[OMPI users] Bottleneck of OpenMPI over 100Gbps ROCE

Discussion:

Lizhaogeng

2017-08-21 07:49:42 UTC

Hi all,

Sorry for resubmitting this problem because I found I didn't add the
subject in the last email.

I encountered a problem when I tested the performance of OpenMPI over ROCE
100Gbps.
I have two servers connected with mellanox 100Gbps Connect-X4 ROCE NICs on
them.
I used intel mpi benchmark to test the performance of OpenMPI (1.10.3) over
RDMA.
I found the bandwidth of benchmark pingpong (2 ranks, every server has only
one rank) could reach only 6GB/s (with openib btl).
I also used osu mpi benchmark, the bandwidth could reach only 6.5GB/s.
However, when I start two benchmarks at the same time, the total bandwidth
can reach about 11GB/s (every server has two ranks).

It seems that the CPU is the bottleneck.
Obviously, the bottleneck is not memcpy.
And RDMA itself ought not to comsume too much CPU resources, since the
perftest of ib_write_bw can reach 11GB/s easily.

Is the bandwidth limit is normal?
Is there anyone know what is the real bottleneck?

Thanks for your kindly help in advance.

Regards,
Zhaogeng

Joshua Ladd

2017-08-25 17:10:28 UTC

Permalink

Hi,

There is a known issue in ConnectX-4 which impacts RDMA_READ bandwidth with
a single QP. The overhead in the HCA of processing a single RDMA_READ
response packet is too high due to the need to lock the QP. With a small
MTU (as is the case with Ethernet packets), the impact is magnified because
the overhead is larger relative to the packet size.
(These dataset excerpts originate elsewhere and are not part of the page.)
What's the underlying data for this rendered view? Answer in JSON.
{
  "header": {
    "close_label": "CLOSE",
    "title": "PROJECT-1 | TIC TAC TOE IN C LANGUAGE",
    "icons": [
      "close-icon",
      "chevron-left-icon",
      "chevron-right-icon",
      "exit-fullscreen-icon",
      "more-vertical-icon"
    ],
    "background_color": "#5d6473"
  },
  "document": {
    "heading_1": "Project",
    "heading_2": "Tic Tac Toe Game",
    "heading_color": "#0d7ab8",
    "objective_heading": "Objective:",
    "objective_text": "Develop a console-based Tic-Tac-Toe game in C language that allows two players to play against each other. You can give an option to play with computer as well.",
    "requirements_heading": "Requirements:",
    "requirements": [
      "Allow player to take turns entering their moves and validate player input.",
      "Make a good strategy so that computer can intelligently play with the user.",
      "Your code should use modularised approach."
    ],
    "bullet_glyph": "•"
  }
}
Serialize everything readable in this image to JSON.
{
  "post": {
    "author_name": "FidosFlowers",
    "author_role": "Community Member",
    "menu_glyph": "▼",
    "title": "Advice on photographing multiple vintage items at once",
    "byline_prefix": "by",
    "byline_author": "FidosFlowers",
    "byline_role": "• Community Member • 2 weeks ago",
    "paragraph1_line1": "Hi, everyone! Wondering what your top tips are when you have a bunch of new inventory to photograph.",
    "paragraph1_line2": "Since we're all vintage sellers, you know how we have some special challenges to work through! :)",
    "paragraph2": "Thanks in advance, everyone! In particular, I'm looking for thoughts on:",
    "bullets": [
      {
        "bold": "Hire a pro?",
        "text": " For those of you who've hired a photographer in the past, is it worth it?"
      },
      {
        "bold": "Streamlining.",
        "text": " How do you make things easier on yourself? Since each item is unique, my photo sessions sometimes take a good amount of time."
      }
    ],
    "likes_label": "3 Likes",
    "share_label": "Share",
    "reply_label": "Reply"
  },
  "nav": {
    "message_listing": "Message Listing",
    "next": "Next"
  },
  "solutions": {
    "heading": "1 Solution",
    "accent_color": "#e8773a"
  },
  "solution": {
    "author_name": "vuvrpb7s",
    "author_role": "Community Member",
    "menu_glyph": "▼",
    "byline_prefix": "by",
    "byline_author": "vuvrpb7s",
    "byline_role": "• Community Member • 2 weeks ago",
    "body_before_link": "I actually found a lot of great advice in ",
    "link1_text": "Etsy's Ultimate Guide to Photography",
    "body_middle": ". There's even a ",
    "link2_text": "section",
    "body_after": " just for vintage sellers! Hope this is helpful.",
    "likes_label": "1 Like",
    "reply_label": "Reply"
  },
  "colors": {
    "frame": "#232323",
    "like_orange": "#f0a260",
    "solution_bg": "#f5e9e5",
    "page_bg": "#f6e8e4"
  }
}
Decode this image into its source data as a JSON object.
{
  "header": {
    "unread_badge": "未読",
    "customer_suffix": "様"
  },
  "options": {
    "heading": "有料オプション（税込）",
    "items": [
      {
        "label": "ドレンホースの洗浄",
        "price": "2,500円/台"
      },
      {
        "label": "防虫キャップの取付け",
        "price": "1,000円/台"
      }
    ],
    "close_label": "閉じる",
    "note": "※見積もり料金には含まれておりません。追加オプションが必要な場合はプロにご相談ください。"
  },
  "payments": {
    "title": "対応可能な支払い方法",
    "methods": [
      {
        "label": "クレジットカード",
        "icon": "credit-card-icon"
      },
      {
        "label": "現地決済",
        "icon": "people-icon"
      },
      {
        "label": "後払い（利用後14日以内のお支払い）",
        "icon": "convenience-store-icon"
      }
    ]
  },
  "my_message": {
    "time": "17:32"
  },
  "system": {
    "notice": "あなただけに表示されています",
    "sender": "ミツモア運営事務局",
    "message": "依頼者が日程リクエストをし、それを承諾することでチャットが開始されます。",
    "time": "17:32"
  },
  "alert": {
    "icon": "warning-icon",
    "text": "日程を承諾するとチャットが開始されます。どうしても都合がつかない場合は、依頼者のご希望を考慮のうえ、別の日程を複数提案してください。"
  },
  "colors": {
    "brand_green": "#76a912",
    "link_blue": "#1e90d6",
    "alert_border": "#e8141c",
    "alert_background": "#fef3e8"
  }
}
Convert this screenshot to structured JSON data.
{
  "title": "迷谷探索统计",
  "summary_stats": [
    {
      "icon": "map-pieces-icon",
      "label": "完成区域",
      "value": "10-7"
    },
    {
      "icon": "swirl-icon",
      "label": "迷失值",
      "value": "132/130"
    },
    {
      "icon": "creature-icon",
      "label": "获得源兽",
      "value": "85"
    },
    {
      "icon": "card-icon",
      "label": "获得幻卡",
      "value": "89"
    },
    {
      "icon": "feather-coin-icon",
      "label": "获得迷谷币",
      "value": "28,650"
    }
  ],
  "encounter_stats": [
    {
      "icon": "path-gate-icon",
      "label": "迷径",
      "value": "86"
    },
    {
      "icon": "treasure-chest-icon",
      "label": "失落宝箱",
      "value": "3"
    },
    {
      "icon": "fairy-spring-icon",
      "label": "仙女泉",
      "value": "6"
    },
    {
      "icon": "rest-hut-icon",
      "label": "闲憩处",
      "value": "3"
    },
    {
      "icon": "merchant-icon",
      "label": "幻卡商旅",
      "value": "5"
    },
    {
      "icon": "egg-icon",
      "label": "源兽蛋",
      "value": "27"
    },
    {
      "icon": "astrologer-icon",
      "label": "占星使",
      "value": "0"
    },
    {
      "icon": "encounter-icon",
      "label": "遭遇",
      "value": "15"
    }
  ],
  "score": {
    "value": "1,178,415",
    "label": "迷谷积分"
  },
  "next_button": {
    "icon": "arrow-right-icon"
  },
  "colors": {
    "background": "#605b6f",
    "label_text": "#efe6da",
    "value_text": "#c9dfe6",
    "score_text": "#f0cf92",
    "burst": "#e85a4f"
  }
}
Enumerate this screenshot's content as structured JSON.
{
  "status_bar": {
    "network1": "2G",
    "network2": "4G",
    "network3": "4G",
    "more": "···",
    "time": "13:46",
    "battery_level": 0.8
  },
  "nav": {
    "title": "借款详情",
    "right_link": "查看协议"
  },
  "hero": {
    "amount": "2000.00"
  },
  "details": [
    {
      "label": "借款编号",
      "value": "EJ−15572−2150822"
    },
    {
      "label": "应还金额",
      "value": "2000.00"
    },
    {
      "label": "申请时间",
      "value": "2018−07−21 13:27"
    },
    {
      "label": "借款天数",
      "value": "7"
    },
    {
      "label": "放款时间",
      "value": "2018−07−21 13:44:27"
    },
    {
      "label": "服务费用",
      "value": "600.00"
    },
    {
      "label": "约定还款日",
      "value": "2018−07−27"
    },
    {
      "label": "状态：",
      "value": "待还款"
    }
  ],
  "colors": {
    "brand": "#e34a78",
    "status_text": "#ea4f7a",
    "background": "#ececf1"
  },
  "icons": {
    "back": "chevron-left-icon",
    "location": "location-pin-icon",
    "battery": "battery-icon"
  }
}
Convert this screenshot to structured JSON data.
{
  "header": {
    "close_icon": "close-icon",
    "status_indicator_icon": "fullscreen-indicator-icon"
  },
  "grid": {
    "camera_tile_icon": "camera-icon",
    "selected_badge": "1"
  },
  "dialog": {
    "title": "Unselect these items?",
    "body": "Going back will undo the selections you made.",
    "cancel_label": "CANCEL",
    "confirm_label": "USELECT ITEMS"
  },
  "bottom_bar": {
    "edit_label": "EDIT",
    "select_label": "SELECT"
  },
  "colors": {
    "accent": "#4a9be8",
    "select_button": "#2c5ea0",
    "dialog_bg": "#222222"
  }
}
OpenIB BTL uses
RDMA_READ for large messages while HPC-X (MXM and UCX) use RDMA_WRITE on
ConnectX-4 to work around the issue. So, there are two path forward:

1. Install MXM or UCX ,rebuild OMPI and use then use the Yalla PML.

or

2. Enlarge the default MTU size for ethernet packets to 9K and continue
using OpenIB BTL

ifconfig p3p1 mtu 9000
mpirun -np 2 --mca btl openib,self,sm --mca btl_openib_if_include mlx5_1

--mca btl_openib_cpc_include rdmacm --mca btl_openib_use_eager_rdma 1 -mca
pml ob1 -mca mtl ^mxm --map-by dist:span -mca rmaps_dist_device mlx5_1 -mca
coll_hcoll_enable 0 -host thor033,thor034
/home/osu-micro-benchmarks-5.3.2-ompi-1.10/mpi/pt2pt/osu_bw

# OSU MPI Bandwidth Test v5.3.2

# Size Bandwidth (MB/s)

1 4.46

2 8.91

4 17.96

8 34.27

16 69.47

32 128.00

64 259.73

128 469.99

256 903.70

512 1643.33

1024 3068.16

2048 5050.94

4096 7537.21

8192 9754.20

16384 9808.94

32768 11360.52

65536 11688.18

131072 11858.37

262144 11931.31

524288 11966.42

1048576 11984.15

2097152 11981.27

4194304 11980.92

Hi all,
Sorry for resubmitting this problem because I found I didn't add the
subject in the last email.
I encountered a problem when I tested the performance of OpenMPI over ROCE
100Gbps.
I have two servers connected with mellanox 100Gbps Connect-X4 ROCE NICs on
them.
I used intel mpi benchmark to test the performance of OpenMPI (1.10.3)
over RDMA.
I found the bandwidth of benchmark pingpong (2 ranks, every server has
only one rank) could reach only 6GB/s (with openib btl).
I also used osu mpi benchmark, the bandwidth could reach only 6.5GB/s.
However, when I start two benchmarks at the same time, the total bandwidth
can reach about 11GB/s (every server has two ranks).
It seems that the CPU is the bottleneck.
Obviously, the bottleneck is not memcpy.
And RDMA itself ought not to comsume too much CPU resources, since the
perftest of ib_write_bw can reach 11GB/s easily.
Is the bandwidth limit is normal?
Is there anyone know what is the real bottleneck?
Thanks for your kindly help in advance.
Regards,
Zhaogeng
_______________________________________________
users mailing list
https://lists.open-mpi.org/mailman/listinfo/users

Lizhaogeng

2017-08-28 10:17:08 UTC

Permalink

Hi Joshua,

Thank you very much for your help.
I reply the email so late because I wanted to confirm the provided solution
with MXM before that.
However, unfortunately, I haven't used MXM correctly so far (two servers
cannot communicate with MXM).
I'll tell you if MXM solves the problem after I find a solution to the
above problem.
But currently, I think your solution is right because ib_read_bw also gets
a bandwidth limit.

Thanks,
Zhaogeng

--
Thanks
Zhaogeng